Dabei handelt es sich stets um Patientinnen und Patienten, die sich bereits im klinischen Frühstadium (MMSE 20-26) der Alzheimer befinden. Die aktiven Impfstoffe richten sich gegen die alzheimertypischen Proteine Aß und TAU. Der Vorteil von Aktivimpfungen besteht darin, dass diese das menschliche Immunsystem gegen Aß und TAU trainieren. Aß und Tau werden unter anderem für die Entstehung der Alzheimer verantwortlich gemacht. Die Entwicklung eines Impfstoffes ist Aufgabe der Grundlagenforscher und findet im Labor statt.
Was sind Ihre neuesten Forschungsergebnisse?
Bis dato konnte noch keine signifikante klinische Wirkung aufgrund einer Aß-Impfung nachgewiesen werden, aber die Verträglichkeit ist dokumentiert. Ob die Therapie letztendlich wirksam und ein klinischer Effekt erreicht wird, zeigt erst die Phase-3-Studie. Wir konnten allerdings bei einigen Patientinnen und Patienten feststellen, dass sie nach der Impfung Antikörper erzeugen.
Was sind diese Faktoren und kann man gegen die Entstehung von Alzheimer vorbeugen?
Theoretisch kann die Krankheit jeden treffen. Es wurden allerdings folgende „Beschleuniger“ neuropathologischer Mechanismen also der Hirnzerstörung erkannt: Bluthochdruck, Diabetes, Fettleibigkeit, geistige Faulheit, Zigarettenrauchen und Depressionen. Dagegen kann man mithilfe einer gesunden Lebensweise und Beachtung/Beseitigung der Alzheimer-Risikofaktoren vorgehen.
Welche Therapien gibt es weltweit im Bereich Alzheimer und wie sieht die Weiterentwicklung aus?
Es gibt „modifizierende“ Therapien, sie beeinflussen den Krankheitsablauf von Alzheimer. Das sind die oben genannten Immuntherapien, die wir an der Medizinischen Universität Wien klinisch prüfen. Des Weiteren gibt es Modulatoren der Alpha-, Beta- und Gammasekretase, die die Entstehung der Aß-Peptide vermindern sollen.
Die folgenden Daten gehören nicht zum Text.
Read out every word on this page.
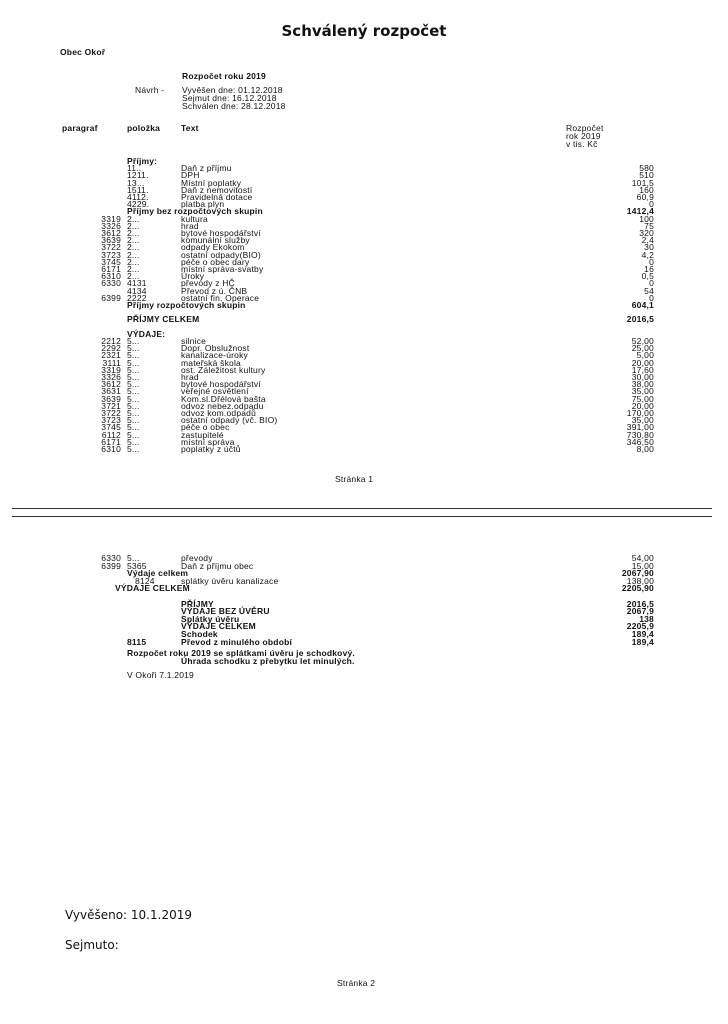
Schválený rozpočet
Obec Okoř
Rozpočet roku 2019
Návrh - Vyvěšen dne: 01.12.2018
Sejmut dne: 16.12.2018
Schválen dne: 28.12.2018
paragraf	položka Text	Rozpočet
rok 2019
v tis. Kč
Příjmy:
11..	Daň z příjmu	580
1211.	DPH	510
13...	Místní poplatky	101,5
1511.	Daň z nemovitostí	160
4112.	Pravidelná dotace	60,9
4229.	platba plyn	0
Příjmy bez rozpočtových skupin	1412,4
3319 2...	kultura	100
3326 2...	hrad	75
3612 2...	bytové hospodářství	320
3639 2...	komunální služby	2,4
3722 2...	odpady Ekokom	30
3723 2...	ostatní odpady(BIO)	4,2
3745 2...	péče o obec dary	0
6171 2...	místní správa-svatby	16
6310 2...	Úroky	0,5
6330 4131	převody z HČ	0
4134	Převod z ú. ČNB	54
6399 2222	ostatní fin. Operace	0
Příjmy rozpočtových skupin	604,1
PŘÍJMY CELKEM	2016,5
VÝDAJE:
2212 5...	silnice	52,00
2292 5...	Dopr. Obslužnost	25,00
2321 5...	kanalizace-úroky	5,00
3111 5...	mateřská škola	20,00
3319 5...	ost. Záležitost kultury	17,60
3326 5...	hrad	30,00
3612 5...	bytové hospodářství	38,00
3631 5...	veřejné osvětlení	35,00
3639 5...	Kom.sl.Dřélová bašta	75,00
3721 5...	odvoz nebez.odpadu	20,00
3722 5...	odvoz kom.odpadů	170,00
3723 5...	ostatní odpady (vč. BIO)	35,00
3745 5...	péče o obec	391,00
6112 5...	zastupitelé	730,80
6171 5...	místní správa	346,50
6310 5...	poplatky z účtů	8,00
Stránka 1
6330 5...	převody	54,00
6399 5365	Daň z příjmu obec	15,00
Výdaje celkem	2067,90
8124	splátky úvěru kanalizace	138,00
VÝDAJE CELKEM	2205,90
PŘÍJMY	2016,5
VÝDAJE BEZ ÚVĚRU	2067,9
Splátky úvěru	138
VÝDAJE CELKEM	2205,9
Schodek	189,4
8115	Převod z minulého období	189,4
Rozpočet roku 2019 se splátkami úvěru je schodkový.
Úhrada schodku z přebytku let minulých.
V Okoři 7.1.2019
Vyvěšeno: 10.1.2019
Sejmuto:
Stránka 2
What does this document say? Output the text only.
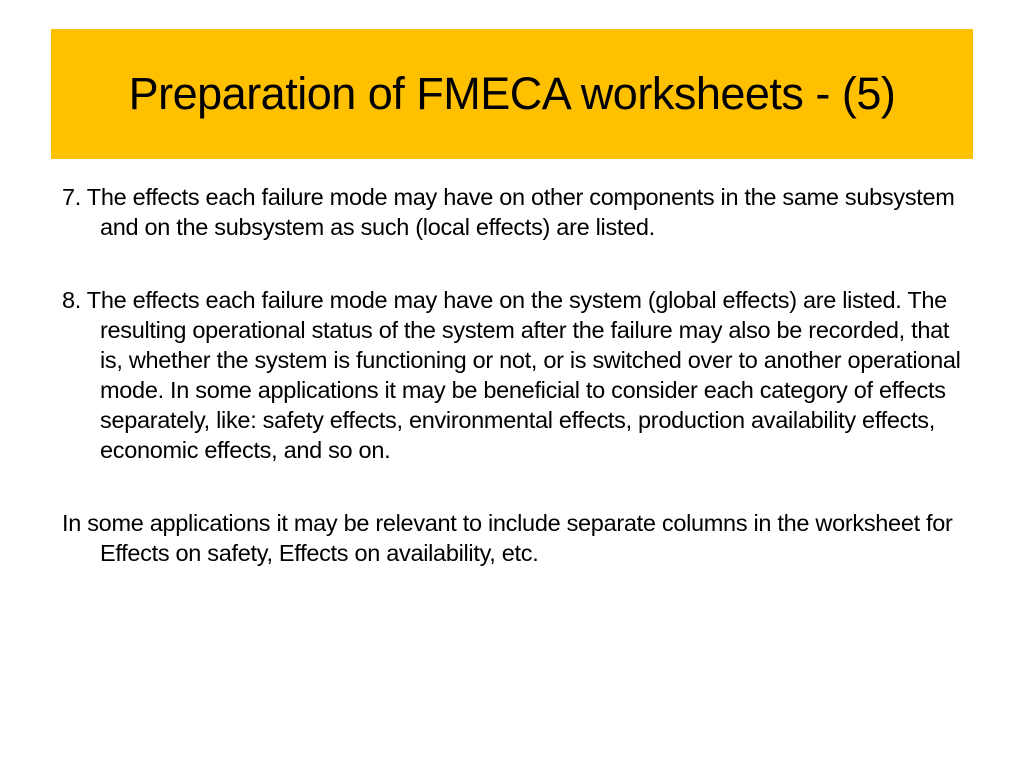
Preparation of FMECA worksheets - (5)

7. The effects each failure mode may have on other components in the same subsystem and on the subsystem as such (local effects) are listed.

8. The effects each failure mode may have on the system (global effects) are listed. The resulting operational status of the system after the failure may also be recorded, that is, whether the system is functioning or not, or is switched over to another operational mode. In some applications it may be beneficial to consider each category of effects separately, like: safety effects, environmental effects, production availability effects, economic effects, and so on.

In some applications it may be relevant to include separate columns in the worksheet for Effects on safety, Effects on availability, etc.
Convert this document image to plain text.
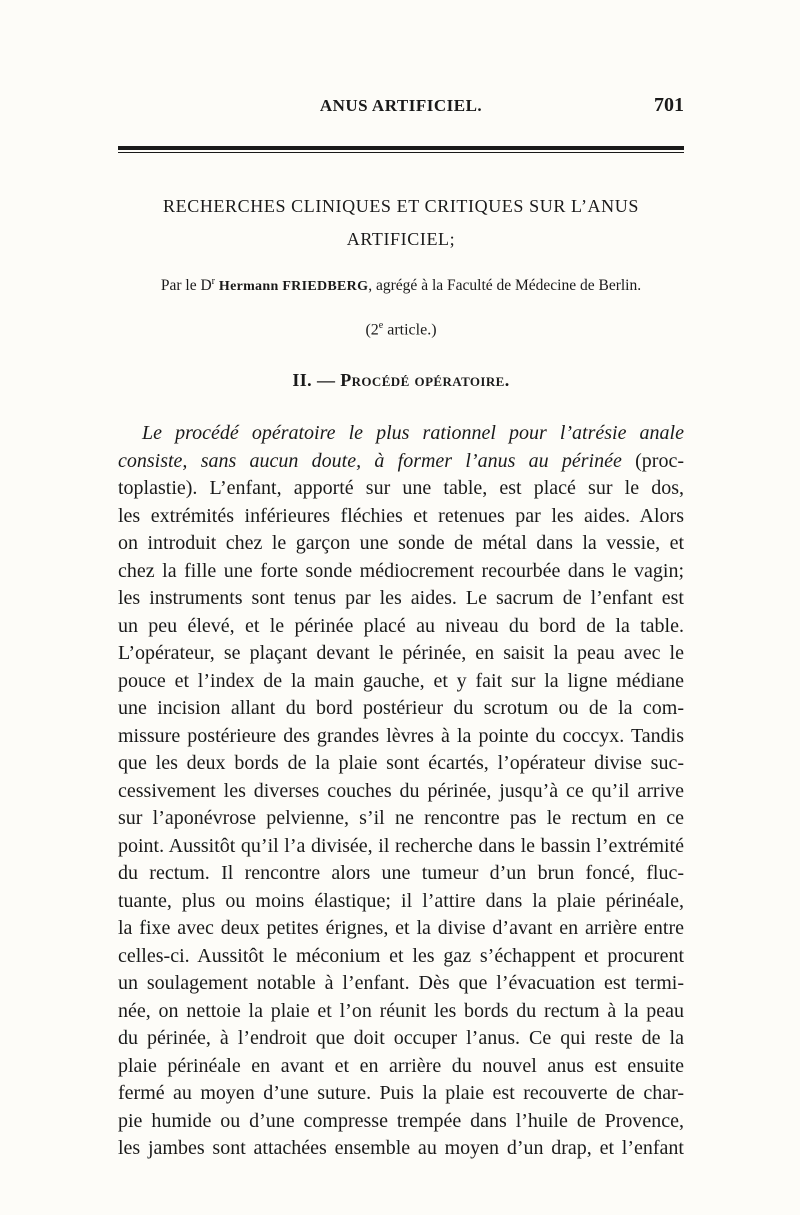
ANUS ARTIFICIEL.	701
RECHERCHES CLINIQUES ET CRITIQUES SUR L’ANUS
ARTIFICIEL;
Par le $D^r$ Hermann FRIEDBERG, agrégé à la Faculté de Médecine de Berlin.
(2e article.)
II. — Procédé opératoire.
Le procédé opératoire le plus rationnel pour l’atrésie anale
consiste, sans aucun doute, à former l’anus au périnée (proc-
toplastie). L’enfant, apporté sur une table, est placé sur le dos,
les extrémités inférieures fléchies et retenues par les aides. Alors
on introduit chez le garçon une sonde de métal dans la vessie, et
chez la fille une forte sonde médiocrement recourbée dans le vagin;
les instruments sont tenus par les aides. Le sacrum de l’enfant est
un peu élevé, et le périnée placé au niveau du bord de la table.
L’opérateur, se plaçant devant le périnée, en saisit la peau avec le
pouce et l’index de la main gauche, et y fait sur la ligne médiane
une incision allant du bord postérieur du scrotum ou de la com-
missure postérieure des grandes lèvres à la pointe du coccyx. Tandis
que les deux bords de la plaie sont écartés, l’opérateur divise suc-
cessivement les diverses couches du périnée, jusqu’à ce qu’il arrive
sur l’aponévrose pelvienne, s’il ne rencontre pas le rectum en ce
point. Aussitôt qu’il l’a divisée, il recherche dans le bassin l’extrémité
du rectum. Il rencontre alors une tumeur d’un brun foncé, fluc-
tuante, plus ou moins élastique; il l’attire dans la plaie périnéale,
la fixe avec deux petites érignes, et la divise d’avant en arrière entre
celles-ci. Aussitôt le méconium et les gaz s’échappent et procurent
un soulagement notable à l’enfant. Dès que l’évacuation est termi-
née, on nettoie la plaie et l’on réunit les bords du rectum à la peau
du périnée, à l’endroit que doit occuper l’anus. Ce qui reste de la
plaie périnéale en avant et en arrière du nouvel anus est ensuite
fermé au moyen d’une suture. Puis la plaie est recouverte de char-
pie humide ou d’une compresse trempée dans l’huile de Provence,
les jambes sont attachées ensemble au moyen d’un drap, et l’enfant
Die derzeit zugelassenen symptomatischen AD-Wirkstoffe (in der Apotheke erhältlich) wie die Acethycholin-Esterase-Hemmer Donezepil, Galanthamin und Rivastigmin bewirken, dass der Überträgerstoff Acethycholin verzögert abgebaut wird und dadurch länger in der Synapse wirken kann. Der symptomatische Wirkstoff Glutamat-Rezeptor-Antagonist (Memantin) verhindert, dass zu viel Kalium in die Zelle strömt (=„Hintergrundrauschen“). Auch andere neue symptomatische AD-Wirkstoffe werden derzeit geprüft.
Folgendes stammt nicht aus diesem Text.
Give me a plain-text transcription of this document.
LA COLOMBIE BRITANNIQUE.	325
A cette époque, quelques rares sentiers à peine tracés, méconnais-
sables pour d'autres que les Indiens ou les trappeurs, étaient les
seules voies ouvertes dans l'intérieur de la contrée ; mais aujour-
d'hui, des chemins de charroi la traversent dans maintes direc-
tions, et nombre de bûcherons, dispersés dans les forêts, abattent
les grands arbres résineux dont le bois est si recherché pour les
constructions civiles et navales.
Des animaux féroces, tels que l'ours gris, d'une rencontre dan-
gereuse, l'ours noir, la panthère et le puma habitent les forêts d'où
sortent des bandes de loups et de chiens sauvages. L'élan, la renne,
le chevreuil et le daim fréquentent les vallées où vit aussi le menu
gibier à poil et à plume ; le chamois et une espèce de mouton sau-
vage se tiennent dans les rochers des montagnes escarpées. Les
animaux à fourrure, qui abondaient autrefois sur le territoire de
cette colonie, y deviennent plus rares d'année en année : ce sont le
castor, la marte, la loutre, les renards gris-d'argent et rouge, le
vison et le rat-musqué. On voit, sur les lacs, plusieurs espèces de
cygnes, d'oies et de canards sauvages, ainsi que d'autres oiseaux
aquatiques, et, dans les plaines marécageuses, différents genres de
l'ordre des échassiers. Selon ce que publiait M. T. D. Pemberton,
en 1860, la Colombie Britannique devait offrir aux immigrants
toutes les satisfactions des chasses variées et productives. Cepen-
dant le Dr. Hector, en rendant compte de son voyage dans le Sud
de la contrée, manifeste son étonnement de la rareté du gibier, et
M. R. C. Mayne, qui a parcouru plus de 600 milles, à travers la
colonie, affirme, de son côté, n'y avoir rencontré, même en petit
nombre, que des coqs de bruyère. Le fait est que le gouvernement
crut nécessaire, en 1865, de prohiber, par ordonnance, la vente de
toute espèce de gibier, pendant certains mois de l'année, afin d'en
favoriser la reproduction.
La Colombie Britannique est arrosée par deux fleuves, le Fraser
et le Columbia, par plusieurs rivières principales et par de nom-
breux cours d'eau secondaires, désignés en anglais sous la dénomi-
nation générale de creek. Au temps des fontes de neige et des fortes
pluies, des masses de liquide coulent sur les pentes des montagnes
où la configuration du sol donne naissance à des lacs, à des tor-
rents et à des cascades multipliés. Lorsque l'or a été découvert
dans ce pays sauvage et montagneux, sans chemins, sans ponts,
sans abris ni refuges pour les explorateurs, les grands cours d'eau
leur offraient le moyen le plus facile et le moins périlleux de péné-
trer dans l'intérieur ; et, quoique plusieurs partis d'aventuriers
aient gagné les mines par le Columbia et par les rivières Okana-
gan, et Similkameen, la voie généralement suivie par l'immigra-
Mittel gegen Alzheimer wurden in den USA getestet. Ist man dort im Forschungsbereich Alzheimer schon weiter und wie ist der derzeitige Stand in Europa?
Den Bereich Alzheimer betreffend, kooperieren die Europäische Union, die USA und einige Länder in Südostasien (z. B. Japan und Südkorea). Wir ziehen weltweit alle an einem Strick, wobei die vielen Arbeitsgruppen auf unterschiedliche Forschungsschwerpunkte spezialisiert sind.